Shares in Deliveroo tumbled by more than 30% at its stock market debut on March 31, when only institutions were allowed to participate. The Financial Times said its IPO has been dubbed “the worst in the history of the London market.”

The food-delivery group may have waited too long to capitalize on the IPO frenzy for COVID-19 stock winners.

Goldman Sachs, one of Deliveroo’s underwriters, bought shares worth £75 million ($103 million) to boost its stock after its IPO dwindled, the FT reported on Tuesday.

The result of Deliveroo’s IPO was deflating for many investors in UK tech, according to Christian Nentwich, founder of financial tech firm Duco. He told Insider that although there are lots of good arguments about whether the IPO’s pricing was rightly set over workers’ rights and future business risk, “frankly, no one cares in other companies, outcomes matter.”

“Protests about dual-control structure, about the strategy of burning cash to fuel growth, and so on, are irrelevant – companies can simply list elsewhere,” he said.
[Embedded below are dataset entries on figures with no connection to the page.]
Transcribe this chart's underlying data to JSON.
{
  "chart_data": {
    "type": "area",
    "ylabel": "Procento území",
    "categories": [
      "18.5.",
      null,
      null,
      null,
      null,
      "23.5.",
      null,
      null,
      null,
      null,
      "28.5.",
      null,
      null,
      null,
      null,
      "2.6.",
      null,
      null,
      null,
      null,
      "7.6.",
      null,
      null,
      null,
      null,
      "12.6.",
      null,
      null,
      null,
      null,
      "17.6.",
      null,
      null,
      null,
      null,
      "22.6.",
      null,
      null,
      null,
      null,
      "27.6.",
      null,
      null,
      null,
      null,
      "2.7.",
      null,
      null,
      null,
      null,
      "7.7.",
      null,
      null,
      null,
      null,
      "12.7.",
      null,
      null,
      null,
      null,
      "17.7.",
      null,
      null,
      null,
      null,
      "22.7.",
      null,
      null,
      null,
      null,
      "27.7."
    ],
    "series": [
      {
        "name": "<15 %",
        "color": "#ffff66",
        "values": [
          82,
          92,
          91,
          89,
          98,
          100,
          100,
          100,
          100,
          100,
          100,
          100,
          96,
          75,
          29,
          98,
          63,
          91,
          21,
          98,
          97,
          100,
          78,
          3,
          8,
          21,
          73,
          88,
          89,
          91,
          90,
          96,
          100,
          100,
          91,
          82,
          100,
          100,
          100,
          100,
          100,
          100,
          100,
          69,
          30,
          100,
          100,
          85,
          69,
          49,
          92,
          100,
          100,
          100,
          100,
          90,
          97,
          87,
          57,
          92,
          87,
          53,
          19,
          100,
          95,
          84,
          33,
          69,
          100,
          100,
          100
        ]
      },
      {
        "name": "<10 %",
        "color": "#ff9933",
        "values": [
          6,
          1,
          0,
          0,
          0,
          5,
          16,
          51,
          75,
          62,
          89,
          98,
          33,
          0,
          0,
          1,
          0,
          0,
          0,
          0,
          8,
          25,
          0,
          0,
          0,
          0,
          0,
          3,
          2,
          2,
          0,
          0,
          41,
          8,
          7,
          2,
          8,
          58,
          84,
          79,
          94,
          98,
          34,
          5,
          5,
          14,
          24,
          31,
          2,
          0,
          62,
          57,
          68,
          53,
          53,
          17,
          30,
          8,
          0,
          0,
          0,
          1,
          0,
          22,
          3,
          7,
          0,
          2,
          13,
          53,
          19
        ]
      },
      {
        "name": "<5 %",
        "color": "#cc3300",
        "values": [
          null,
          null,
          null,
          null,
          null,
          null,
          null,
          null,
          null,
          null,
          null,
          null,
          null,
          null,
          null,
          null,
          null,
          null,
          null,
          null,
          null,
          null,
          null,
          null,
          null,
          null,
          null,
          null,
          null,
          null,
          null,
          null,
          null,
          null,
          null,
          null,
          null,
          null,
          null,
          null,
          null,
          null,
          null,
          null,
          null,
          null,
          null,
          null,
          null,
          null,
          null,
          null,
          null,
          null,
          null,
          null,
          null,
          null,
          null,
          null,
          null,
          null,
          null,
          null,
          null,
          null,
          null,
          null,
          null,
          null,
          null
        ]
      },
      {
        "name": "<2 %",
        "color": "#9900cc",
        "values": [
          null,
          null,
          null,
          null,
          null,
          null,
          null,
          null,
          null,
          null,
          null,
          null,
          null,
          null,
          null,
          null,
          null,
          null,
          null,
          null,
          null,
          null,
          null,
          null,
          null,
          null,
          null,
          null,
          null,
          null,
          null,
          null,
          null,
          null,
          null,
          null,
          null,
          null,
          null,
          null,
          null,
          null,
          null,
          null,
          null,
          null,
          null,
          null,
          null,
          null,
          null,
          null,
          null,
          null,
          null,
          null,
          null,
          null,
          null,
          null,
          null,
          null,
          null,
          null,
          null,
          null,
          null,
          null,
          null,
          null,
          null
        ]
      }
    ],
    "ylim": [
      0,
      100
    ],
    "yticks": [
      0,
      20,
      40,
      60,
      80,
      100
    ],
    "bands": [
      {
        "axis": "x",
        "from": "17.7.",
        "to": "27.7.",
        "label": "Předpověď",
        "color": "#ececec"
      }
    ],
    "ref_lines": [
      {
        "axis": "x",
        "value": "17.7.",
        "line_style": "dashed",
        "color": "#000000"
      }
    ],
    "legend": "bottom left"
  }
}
But brands are as strong as their weakest link and for Deliveroo, problematic worker practices are its biggest challenge, said Sophie Lord, executive director of strategy at brand consultant firm Landor & Fitch.

“Major investment houses are looking at ESG seriously and have made it clear, they won’t tolerate a failure to engage. Whether the brand now has the lifeforce to overcome the scrutiny, time will tell – as will its share price,” she said.